"Who is he?" asked Hay courteously. "A local magnate?"
"In a sense he is and in a sense he's not," said the careful Mr. Tremayne. "He's a big man locally, and from a business point of view, I suppose he is a magnate. However, you'll be able to judge for yourself."
Malcolm Hay went out into the teeming streets of London, walking on air. It was his first appointment—he was earning money, and it seemed rather like a high-class dream.
In Maida Vale there are many little side streets, composed of shabby houses covered with discoloured stucco, made all the more desolate and gloomy in appearance by the long and narrow strip of "garden" which runs out to the street. In one of these, devoted to the business of a boarding-house, an old man sat at a portable bench, under the one electric light which the economical landlady had allowed him. The room was furnished in a typically boarding-house style.

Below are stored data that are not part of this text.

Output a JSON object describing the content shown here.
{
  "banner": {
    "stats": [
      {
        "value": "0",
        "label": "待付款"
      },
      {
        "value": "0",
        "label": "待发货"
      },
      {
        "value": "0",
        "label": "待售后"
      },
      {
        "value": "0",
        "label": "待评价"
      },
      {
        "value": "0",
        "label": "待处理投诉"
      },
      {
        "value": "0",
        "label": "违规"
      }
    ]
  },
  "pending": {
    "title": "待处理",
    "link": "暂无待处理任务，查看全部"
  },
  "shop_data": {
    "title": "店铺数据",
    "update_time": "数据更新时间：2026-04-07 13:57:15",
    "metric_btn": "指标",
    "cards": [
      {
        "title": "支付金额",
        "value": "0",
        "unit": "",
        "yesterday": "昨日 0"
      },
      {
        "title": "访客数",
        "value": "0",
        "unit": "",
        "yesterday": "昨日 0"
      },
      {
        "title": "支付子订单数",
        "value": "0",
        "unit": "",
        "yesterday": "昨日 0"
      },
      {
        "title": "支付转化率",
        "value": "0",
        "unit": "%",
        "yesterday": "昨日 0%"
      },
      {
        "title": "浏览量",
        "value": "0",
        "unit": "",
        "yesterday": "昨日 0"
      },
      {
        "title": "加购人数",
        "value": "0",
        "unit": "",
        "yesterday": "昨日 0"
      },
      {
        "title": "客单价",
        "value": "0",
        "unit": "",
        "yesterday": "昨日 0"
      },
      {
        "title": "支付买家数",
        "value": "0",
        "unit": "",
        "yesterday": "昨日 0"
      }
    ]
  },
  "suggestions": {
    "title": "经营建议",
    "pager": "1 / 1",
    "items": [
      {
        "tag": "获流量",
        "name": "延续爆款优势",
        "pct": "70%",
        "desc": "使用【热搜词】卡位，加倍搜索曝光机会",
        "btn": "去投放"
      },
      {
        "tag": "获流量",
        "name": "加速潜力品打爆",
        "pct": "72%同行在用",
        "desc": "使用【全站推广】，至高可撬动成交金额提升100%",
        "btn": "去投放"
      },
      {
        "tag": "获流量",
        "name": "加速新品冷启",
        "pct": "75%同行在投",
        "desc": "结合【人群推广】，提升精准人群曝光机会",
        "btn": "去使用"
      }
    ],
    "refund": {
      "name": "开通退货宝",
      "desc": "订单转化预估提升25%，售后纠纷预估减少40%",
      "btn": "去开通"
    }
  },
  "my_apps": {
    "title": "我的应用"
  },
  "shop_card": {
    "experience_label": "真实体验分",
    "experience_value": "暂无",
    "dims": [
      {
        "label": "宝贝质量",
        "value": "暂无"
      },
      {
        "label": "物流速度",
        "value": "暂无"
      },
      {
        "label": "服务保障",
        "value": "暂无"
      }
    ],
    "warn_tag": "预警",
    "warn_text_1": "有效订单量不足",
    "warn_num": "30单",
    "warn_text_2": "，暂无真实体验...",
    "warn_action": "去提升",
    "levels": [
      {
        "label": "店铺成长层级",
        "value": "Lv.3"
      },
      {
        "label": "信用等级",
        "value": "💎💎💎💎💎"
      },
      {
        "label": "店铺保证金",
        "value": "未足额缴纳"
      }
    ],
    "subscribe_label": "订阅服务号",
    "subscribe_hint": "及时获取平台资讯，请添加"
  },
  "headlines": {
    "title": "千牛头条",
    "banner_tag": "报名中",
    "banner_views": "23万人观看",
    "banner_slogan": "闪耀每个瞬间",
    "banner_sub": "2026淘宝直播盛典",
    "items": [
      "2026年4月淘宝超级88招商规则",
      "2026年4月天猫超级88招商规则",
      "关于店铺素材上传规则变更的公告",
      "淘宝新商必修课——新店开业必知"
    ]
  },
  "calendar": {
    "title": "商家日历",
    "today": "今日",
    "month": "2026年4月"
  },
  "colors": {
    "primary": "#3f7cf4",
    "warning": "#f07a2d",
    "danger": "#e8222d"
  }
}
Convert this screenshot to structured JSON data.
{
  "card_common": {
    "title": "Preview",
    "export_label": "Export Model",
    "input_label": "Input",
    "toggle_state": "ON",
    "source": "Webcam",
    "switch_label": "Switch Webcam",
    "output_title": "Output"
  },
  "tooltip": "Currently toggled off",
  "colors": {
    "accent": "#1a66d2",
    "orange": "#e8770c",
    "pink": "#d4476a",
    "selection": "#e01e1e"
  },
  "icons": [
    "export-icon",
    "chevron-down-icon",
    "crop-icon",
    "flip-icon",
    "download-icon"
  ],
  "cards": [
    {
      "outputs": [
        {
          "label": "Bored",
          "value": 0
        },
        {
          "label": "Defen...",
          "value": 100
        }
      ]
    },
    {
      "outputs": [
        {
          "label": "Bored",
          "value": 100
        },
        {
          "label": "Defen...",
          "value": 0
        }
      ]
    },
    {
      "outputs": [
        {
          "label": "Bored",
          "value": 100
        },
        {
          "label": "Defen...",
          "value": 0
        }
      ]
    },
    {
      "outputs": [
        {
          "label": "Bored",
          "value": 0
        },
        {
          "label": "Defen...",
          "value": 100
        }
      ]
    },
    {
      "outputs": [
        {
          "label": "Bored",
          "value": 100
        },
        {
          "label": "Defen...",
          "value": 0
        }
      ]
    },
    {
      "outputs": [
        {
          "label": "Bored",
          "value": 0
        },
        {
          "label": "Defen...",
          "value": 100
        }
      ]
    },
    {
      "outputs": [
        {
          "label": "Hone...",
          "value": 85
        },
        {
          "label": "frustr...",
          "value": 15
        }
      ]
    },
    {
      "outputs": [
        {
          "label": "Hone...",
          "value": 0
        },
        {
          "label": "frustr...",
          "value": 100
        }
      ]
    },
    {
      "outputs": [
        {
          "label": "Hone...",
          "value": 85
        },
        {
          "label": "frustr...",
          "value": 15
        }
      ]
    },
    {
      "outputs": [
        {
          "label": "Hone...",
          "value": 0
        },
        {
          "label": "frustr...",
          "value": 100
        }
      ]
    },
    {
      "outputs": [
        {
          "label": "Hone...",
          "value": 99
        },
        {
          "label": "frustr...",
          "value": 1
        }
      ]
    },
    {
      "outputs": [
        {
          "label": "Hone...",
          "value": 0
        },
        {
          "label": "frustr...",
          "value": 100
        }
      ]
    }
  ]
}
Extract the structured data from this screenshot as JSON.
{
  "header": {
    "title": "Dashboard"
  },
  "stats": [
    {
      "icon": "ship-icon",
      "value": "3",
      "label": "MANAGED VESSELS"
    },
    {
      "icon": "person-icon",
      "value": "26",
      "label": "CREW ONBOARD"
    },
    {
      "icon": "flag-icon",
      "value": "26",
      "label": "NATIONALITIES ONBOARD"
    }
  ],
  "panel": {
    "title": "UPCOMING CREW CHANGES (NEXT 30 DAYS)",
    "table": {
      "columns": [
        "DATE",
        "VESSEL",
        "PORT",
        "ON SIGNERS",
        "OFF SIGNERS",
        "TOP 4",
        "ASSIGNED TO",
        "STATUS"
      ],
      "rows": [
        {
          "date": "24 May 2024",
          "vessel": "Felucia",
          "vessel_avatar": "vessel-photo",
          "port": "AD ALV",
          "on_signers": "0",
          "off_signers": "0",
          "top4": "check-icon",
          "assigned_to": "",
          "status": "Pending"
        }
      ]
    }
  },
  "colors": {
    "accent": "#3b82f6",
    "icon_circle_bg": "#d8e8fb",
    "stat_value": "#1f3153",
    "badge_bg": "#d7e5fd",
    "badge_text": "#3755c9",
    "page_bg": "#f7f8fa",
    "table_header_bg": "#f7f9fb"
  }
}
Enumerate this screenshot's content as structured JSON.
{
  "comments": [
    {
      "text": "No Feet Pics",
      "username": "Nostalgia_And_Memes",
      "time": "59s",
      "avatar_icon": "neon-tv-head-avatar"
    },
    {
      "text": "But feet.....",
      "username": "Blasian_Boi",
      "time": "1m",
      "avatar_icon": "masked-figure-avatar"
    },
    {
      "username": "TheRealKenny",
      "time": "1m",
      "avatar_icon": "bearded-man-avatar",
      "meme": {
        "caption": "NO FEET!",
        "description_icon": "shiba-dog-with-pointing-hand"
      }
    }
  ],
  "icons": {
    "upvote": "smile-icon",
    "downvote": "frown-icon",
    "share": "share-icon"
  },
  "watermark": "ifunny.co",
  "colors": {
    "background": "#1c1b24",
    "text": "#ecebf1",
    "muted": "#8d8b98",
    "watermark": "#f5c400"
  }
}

But both the worker at the bench, and the woman who sat by the table, her chin on her palms, watching him, seemed unaffected by the poverty of their surroundings. The man was thin and bent of back. As he crouched over the bench, working with the fine tools on what was evidently intended to be the leather cover of a book, his face lay in the shadow, and only the end of his straggling white beard betrayed his age.
Presently he looked up at the woman and revealed himself as a hawk-nosed man of sixty. His face was emaciated and seamed, and his dark eyes shone brightly. His companion was a woman of twenty-four, obviously of the Jewish type, as was the old man; what good looks she possessed were marred by the sneer on her lips.
"If these English people see you at work," she said presently, "they will think you are some poor man, little father."
Israel Kensky did not stop his work.
"What book are you binding?" she asked after awhile. "Is it the Talmud which Levi Leviski gave you?"